Using color as the only way to differentiate links or other vital information puts many users at a disadvantage. You’ll want to use additional visual clues such as underlining, boldening, or italicizing words with clickable links or warnings.

The contrast of colors you use plays a huge role in your graphic design’s readability. To meet the highest levels of requirements under the Web Content Accessibility Guidelines (WCAG), you need a contrast ratio of 7 to 1 for standard text and 4.5 to 1 for large text. You can use Web Aim’s contrast checker to ensure your background and foreground colors comply with WCAG standards.

2. Text blocks

When blocks of text include more than one sentence, it’s important to be mindful of the visual presentation. Blocks of text should be no more than 80 characters wide, not be fully justified, and not require horizontal scrolling when the text is doubled in size. The line spacing also needs to be at least half the height of the text, and the paragraph spacing should be at least one and a half times the line spacing.

3. Imagery and alt-text

Images and non-text web content require an alternative attribute. This text is read in place of imagery by screen readers, and is displayed on your web pages when images either don’t load or the user chooses not to view them. You can add the descriptive information in the alternative text section when uploading an image.

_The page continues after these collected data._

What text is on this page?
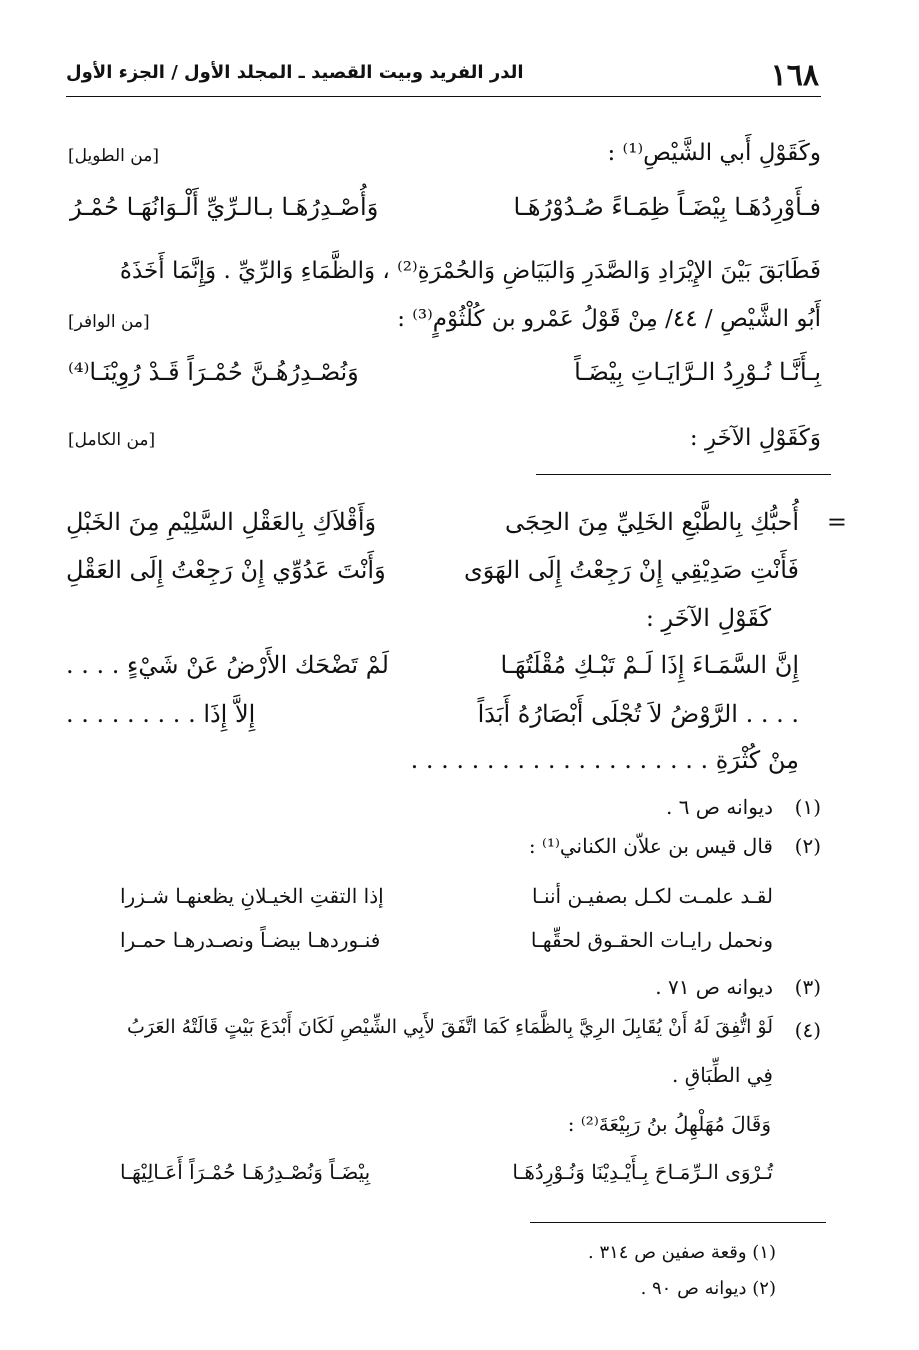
١٦٨
الدر الفريد وبيت القصيد ـ المجلد الأول / الجزء الأول
وكَقَوْلِ أَبي الشَّيْصِ⁽¹⁾ :
[من الطويل]
فـأَوْرِدُهَـا بِيْضَـاً ظِمَـاءً صُـدُوْرُهَـا
وَأُصْـدِرُهَـا بـالـرِّيِّ أَلْـوَانُهَـا حُمْـرُ
فَطَابَقَ بَيْنَ الإِيْرَادِ وَالصَّدَرِ وَالبَيَاضِ وَالحُمْرَةِ⁽²⁾ ، وَالظَّمَاءِ وَالرِّيِّ . وَإِنَّمَا أَخَذَهُ
أَبُو الشَّيْصِ / ٤٤/ مِنْ قَوْلُ عَمْرو بن كُلْثُوْمٍ⁽³⁾ :
[من الوافر]
بِـأَنَّـا نُـوْرِدُ الـرَّايَـاتِ بِيْضَـاً
وَنُصْـدِرُهُـنَّ حُمْـرَاً قَـدْ رُوِيْنَـا⁽⁴⁾
وَكَقَوْلِ الآخَرِ :
[من الكامل]
=
أُحبُّكِ بِالطَّبْعِ الخَلِيِّ مِنَ الحِجَى
وَأَقْلاَكِ بِالعَقْلِ السَّلِيْمِ مِنَ الخَبْلِ
فَأَنْتِ صَدِيْقِي إِنْ رَجِعْتُ إِلَى الهَوَى
وَأَنْتَ عَدُوِّي إِنْ رَجِعْتُ إِلَى العَقْلِ
كَقَوْلِ الآخَرِ :
إِنَّ السَّمَـاءَ إِذَا لَـمْ تَبْـكِ مُقْلَتُهَـا
لَمْ تَضْحَك الأَرْضُ عَنْ شَيْءٍ . . . .
. . . . الرَّوْضُ لاَ تُجْلَى أَبْصَارُهُ أَبَدَاً
إِلاَّ إِذَا . . . . . . . . .
مِنْ كُثْرَةِ . . . . . . . . . . . . . . . . . . . .
(١)
ديوانه ص ٦ .
(٢)
قال قيس بن علاّن الكناني⁽¹⁾ :
لقـد علمـت لكـل بصفيـن أننـا
إذا التقتِ الخيـلانِ يظعنهـا شـزرا
ونحمل رايـات الحقـوق لحقِّهـا
فنـوردهـا بيضـاً ونصـدرهـا حمـرا
(٣)
ديوانه ص ٧١ .
(٤)
لَوْ اتُّفِقَ لَهُ أَنْ يُقَابِلَ الرِيَّ بِالظَّمَاءِ كَمَا اتَّفَقَ لأَبِي الشِّيْصِ لَكَانَ أَبْدَعَ بَيْتٍ قَالَتْهُ العَرَبُ
فِي الطِّبَاقِ .
وَقَالَ مُهَلْهِلُ بنُ رَبِيْعَةَ⁽²⁾ :
تُـرْوَى الـرِّمَـاحَ بِـأَيْـدِيْنَا وَنُـوْرِدُهَـا
بِيْضَـاً وَنُصْـدِرُهَـا حُمْـرَاً أَعَـالِيْهَـا
(١) وقعة صفين ص ٣١٤ .
(٢) ديوانه ص ٩٠ .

Follow these guidelines for creating alt attributes for your images, graphs, animations, and infographics.

  • Don’t use phrases such as “graphic of,” “picture of,” or “image of” when using alt text to describe an image.
  • Display the same function and content in the alt text as seen in the imagery. Do not add information to the alt text that is not available in the imagery.
  • Don’t repeat information that is already in the text of the webpage.

4. Moving, blinking, and scrolling content

Some designs can trigger seizures in photosensitive people if they have certain light and color patterns. For example, flashing lights between the frequency of five to 30 flashes per second (hertz) can act as triggers, as can stripes of contrasting colors. These designs can also cause nausea, headaches, and dizziness in people who don’t have epilepsy.

Besides staying away from these types of colors and patterns, you can make your design more accessible by providing users with an option to stop, pause, or hide content that automatically updates. Manual controls also allow those with cognitive issues to read and understand the information before it automatically updates.

5. Forms and screen readers

Blind and visually impaired users commonly employ a screen reader to access websites, and these screen readers use keyboard strokes and shortcuts to move through web pages. Forms can often confuse a screen reader, and cause the information to be misconstrued by the end-user when trying to navigate and fill out the information on a web page.

Because of this, forms should have the ability to be tabbed through and be tested on different browsers and screen readers for accessibility. Labeling each section and allowing for autocomplete on forms using keyboard strokes is equally essential.

Accessibility in graphic design and beyond

In an anonymous survey, one in five of Wave employees reported having an invisible disability. As a business, we’re committed to accessibility in graphic design and beyond, and we’re proud to have made our workplace even more diverse and inclusive for our employees. Wavers speak 26 languages beyond English, and we’ve added more female employees to the company and in senior roles.